Here is an example of a low Av number of 1.8. My son made this lego creation for a lego contest. We still don't know if he won yet :). As you can see the object is in good focus but the background is super blurry.

I cannot find a high Av photo that shows a good example so please refer to photo for an example here, it's the one on the left.

Manual Mode
The M on your camera refers to full manual mode which allows to you use both the Av and Tv together (along with other functions). This gives you so much flexibility. Let's say you want backlighting from the sun. Your camera likes to try to figure out how take the photo based on how much light is present.  So, when you are trying to take photos with the sun, it will automatically try to compensate for extra light by changing something else. You can get past this by using manual mode. This takes tons of practice. I would encourage you to work with both Av and Tv separate first to master them and then move on to full manual.

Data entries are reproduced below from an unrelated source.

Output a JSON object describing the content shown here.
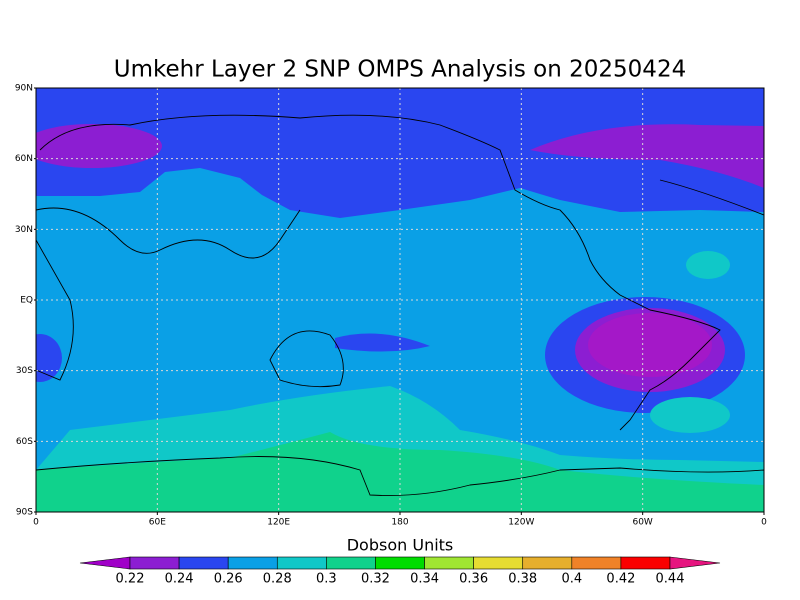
{
  "chart_data": {
    "type": "map",
    "title": "Umkehr Layer 2 SNP OMPS Analysis on 20250424",
    "xlim": [
      0,
      360
    ],
    "ylim": [
      -90,
      90
    ],
    "xticks": [
      0,
      {
        "value": 60,
        "label": "60E"
      },
      {
        "value": 120,
        "label": "120E"
      },
      180,
      {
        "value": 240,
        "label": "120W"
      },
      {
        "value": 300,
        "label": "60W"
      },
      {
        "value": 360,
        "label": "0"
      }
    ],
    "yticks": [
      {
        "value": 90,
        "label": "90N"
      },
      {
        "value": 60,
        "label": "60N"
      },
      {
        "value": 30,
        "label": "30N"
      },
      {
        "value": 0,
        "label": "EQ"
      },
      {
        "value": -30,
        "label": "30S"
      },
      {
        "value": -60,
        "label": "60S"
      },
      {
        "value": -90,
        "label": "90S"
      }
    ],
    "grid": true,
    "colorbar": {
      "title": "Dobson Units",
      "levels": [
        0.22,
        0.24,
        0.26,
        0.28,
        0.3,
        0.32,
        0.34,
        0.36,
        0.38,
        0.4,
        0.42,
        0.44
      ],
      "colors": [
        "#a000c8",
        "#8c1ed2",
        "#2a46f0",
        "#0aa0e6",
        "#10c8c8",
        "#10d28c",
        "#00dc00",
        "#a0e632",
        "#e6dc32",
        "#e6af2d",
        "#f08228",
        "#fa0000",
        "#e6147f"
      ]
    }
  }
}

This is not a top button on your camera (found on the backside instead) but is very important when working with Av, Tv, manual and so on.  ISO refers to the speed of the film b/c old cameras used this feature. It is important to learn how to use this. This can be used in any function and I change it often when I use my camera in manual.  Sometimes I just keep it around 200 or 400. Basically, the thing to remember is to use a low ISO in high light levels.. and high ISO in low light levels. A very high ISO will also produce grainy images. You can use this rhyme to remember: Use high ISO when the light is not so nice-o.  Here is a photo I just took yesterday using my ISO. I forgot to bring my tripod and so I chose to work with a low Av number (remember big aperature) and a high ISO of 3200. This allowed me to catch the image without much blur but with the glow sticks in focus.

White Balance
This is also super important to use in Av, Tv, manual and so on. It should say WB on your camera. When you are working with automatic settings, your camera always adjusts to the type of light present. When are in manual mode, your camera doesn't do that. Instead you should be controlling it. I always check to see what white balance my camera is on. When you click on white balance you want to go to the closest type of light used. This will insure that your photos don't come out too blue or too yellow. If you forget to change it for every light you might get odd results. For instance, if you have it set for Tungsten light and you are outside, your color will be off. 

I hope this has helped you with your camera and understanding how it works and why. Have a great weekend!


  1. I am printing this post right now. Thank you for using simple language to express technical terms. TFS!

  2. LOL! Me too! I'm printing this and keeping it handy! Many, many, many thanks!